How Can States Support Direct Care Workers during This Pandemic?
The novel coronavirus, COVID-19, has already deeply impacted nursing homes across the country, starting with an outbreak at Life Care Center in the Seattle suburb of Kirkland, where 35 residents died from the disease. Without swift action, we will see more and more tragic outbreaks across long-term care, given the vulnerability of consumers and direct care workers alike.
These outbreaks are fueled by immense systemic challenges in long-term care—challenges that include the scarcity of protective supplies, inadequate paid leave for the direct care workforce, and persistent direct care workforce shortages, among others. Nonetheless, states have numerous options to stabilize the direct care workforce and the care they provide, largely through existing policymaking channels and increased federal funding (with the potential of more funding on the way).
This article lays out seven strategies that states can use to invest in direct care workers and mitigate the impact of COVID-19 on the long-term care system.
1. Designate direct care workers as essential workers
Most states have placed restrictions on movement outside of the home, with exceptions for “essential workers.” In this critical moment, direct care workers must be deemed “essential” workers in every state for three primary reasons: 1) to help consumers access needed services, 2) so that workers receive the supports that are reserved for essential workers, like personal protective equipment (PPE) and childcare, and 3) to enable workers to stay in their jobs, where they are so critically needed.
2. Provide essential workers (including direct care workers) with free childcare
One in five direct care workers has a child between the ages of 5 and 17. In order to ensure these low-wage workers can afford to stay on the job during school closures, or as their work hours intensify, they will need free childcare. Other states can look to the executive order that Governor Tim Waltz in Minnesota signed on February 20 of this year, which guarantees free child care to all essential workers, including the entire long-term care workforce.
3. Ensure direct care workers have access to personal protective equipment (PPE)
Direct care workers have frequent, direct interaction with older adults and people with multiple comorbidities—those who are at highest risk of the complications from COVID-19. As states make plans to mass manufacture and distribute PPE, they must account for direct care workers’ need to protect themselves and the people they serve from infection.

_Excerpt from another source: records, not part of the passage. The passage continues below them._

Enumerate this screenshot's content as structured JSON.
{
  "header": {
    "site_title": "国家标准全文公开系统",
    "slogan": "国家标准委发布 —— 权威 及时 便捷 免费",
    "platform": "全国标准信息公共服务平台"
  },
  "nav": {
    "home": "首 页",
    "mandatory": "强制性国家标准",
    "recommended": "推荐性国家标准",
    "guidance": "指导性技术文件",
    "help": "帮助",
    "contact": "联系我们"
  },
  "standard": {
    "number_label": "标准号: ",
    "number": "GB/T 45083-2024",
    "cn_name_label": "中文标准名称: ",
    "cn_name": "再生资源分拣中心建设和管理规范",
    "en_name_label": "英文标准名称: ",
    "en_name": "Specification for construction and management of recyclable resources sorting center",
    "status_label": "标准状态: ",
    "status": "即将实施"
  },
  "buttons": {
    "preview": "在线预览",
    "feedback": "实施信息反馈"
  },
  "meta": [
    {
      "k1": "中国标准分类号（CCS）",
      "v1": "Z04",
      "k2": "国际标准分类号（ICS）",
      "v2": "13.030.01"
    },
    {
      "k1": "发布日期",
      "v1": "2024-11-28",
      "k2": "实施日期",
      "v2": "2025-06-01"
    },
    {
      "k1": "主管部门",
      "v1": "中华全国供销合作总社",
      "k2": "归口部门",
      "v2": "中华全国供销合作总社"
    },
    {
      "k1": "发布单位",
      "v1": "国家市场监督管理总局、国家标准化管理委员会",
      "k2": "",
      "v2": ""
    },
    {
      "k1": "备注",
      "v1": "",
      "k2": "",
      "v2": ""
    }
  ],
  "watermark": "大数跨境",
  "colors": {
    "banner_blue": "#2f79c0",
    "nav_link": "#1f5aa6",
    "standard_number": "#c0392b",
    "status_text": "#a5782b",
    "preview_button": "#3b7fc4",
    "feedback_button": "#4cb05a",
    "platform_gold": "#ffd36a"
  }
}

4. Fill the gaps in emergency paid sick leave policies for direct care workers
Thanks to the passage of the Families First Coronavirus Response Act (the “Families First Act”) at the federal level, some workers will have paid sick leave and paid family and medical leave for the first time. However, this critical legislation has notable gaps. First, workers employed by establishments with fewer than 50 employees can be excluded from protections—which could exclude a large numbers of direct care workers in the home care and residential care industries. Nursing assistants in nursing homes might be exempted as well because they are considered health care providers by the U.S. Department of Labor. (Home care workers are not.) Requiring sick caregivers to continue working will do more harm than good, so these workers must be guaranteed paid leave. States should step in where the federal government has fallen short.
5. Disseminate training on COVID-19 to all direct care workers
Training requirements vary across direct care occupations and long-term care settings, but in all cases, workers need access to high-quality training on caring for themselves and their clients during the COVID-19 pandemic. However, training for direct care workers is chronically underfunded. Employers and other training providers will need additional state funding to develop and disseminate competency-based, adult learner-centered training that can be accessed remotely.
6. Expand access to affordable health care, including coronavirus testing and treatment
The Families First Act helps make coronavirus testing (and related services) mostly free, but individuals are still on the hook for steep costs if they visit a doctor or emergency room with relevant symptoms but do not receive a test. Moreover, one in eight direct care workers is uninsured, which leaves them with no affordable treatment options. States should explore every strategy for expanding coverage to direct care workers, including through Medicaid, subsidized marketplace plans, and employer-provided insurance.
7. Build pipelines into direct care jobs
To ensure that long-term care employers have enough replacements for those who are sick or on leave, states will need to devise methods to recruit new direct care workers. One approach is to replicate the WisCaregiver Careers model, which draws on public communications strategies, free training and testing, and a six-month retention bonus to grow the state’s nursing assistant workforce. States could create similar programs in other long-term care industries (funded with federal workforce development dollars) for workers who have been recently displaced by the COVID-19 crisis and are looking for new job opportunities.
This is a pivotal moment for state policymakers. Social distancing, shifting care arrangements, and impending economic disaster have only just begun to affect long-term care delivery. State action is urgently needed now, before these intensifying challenges become unmanageable.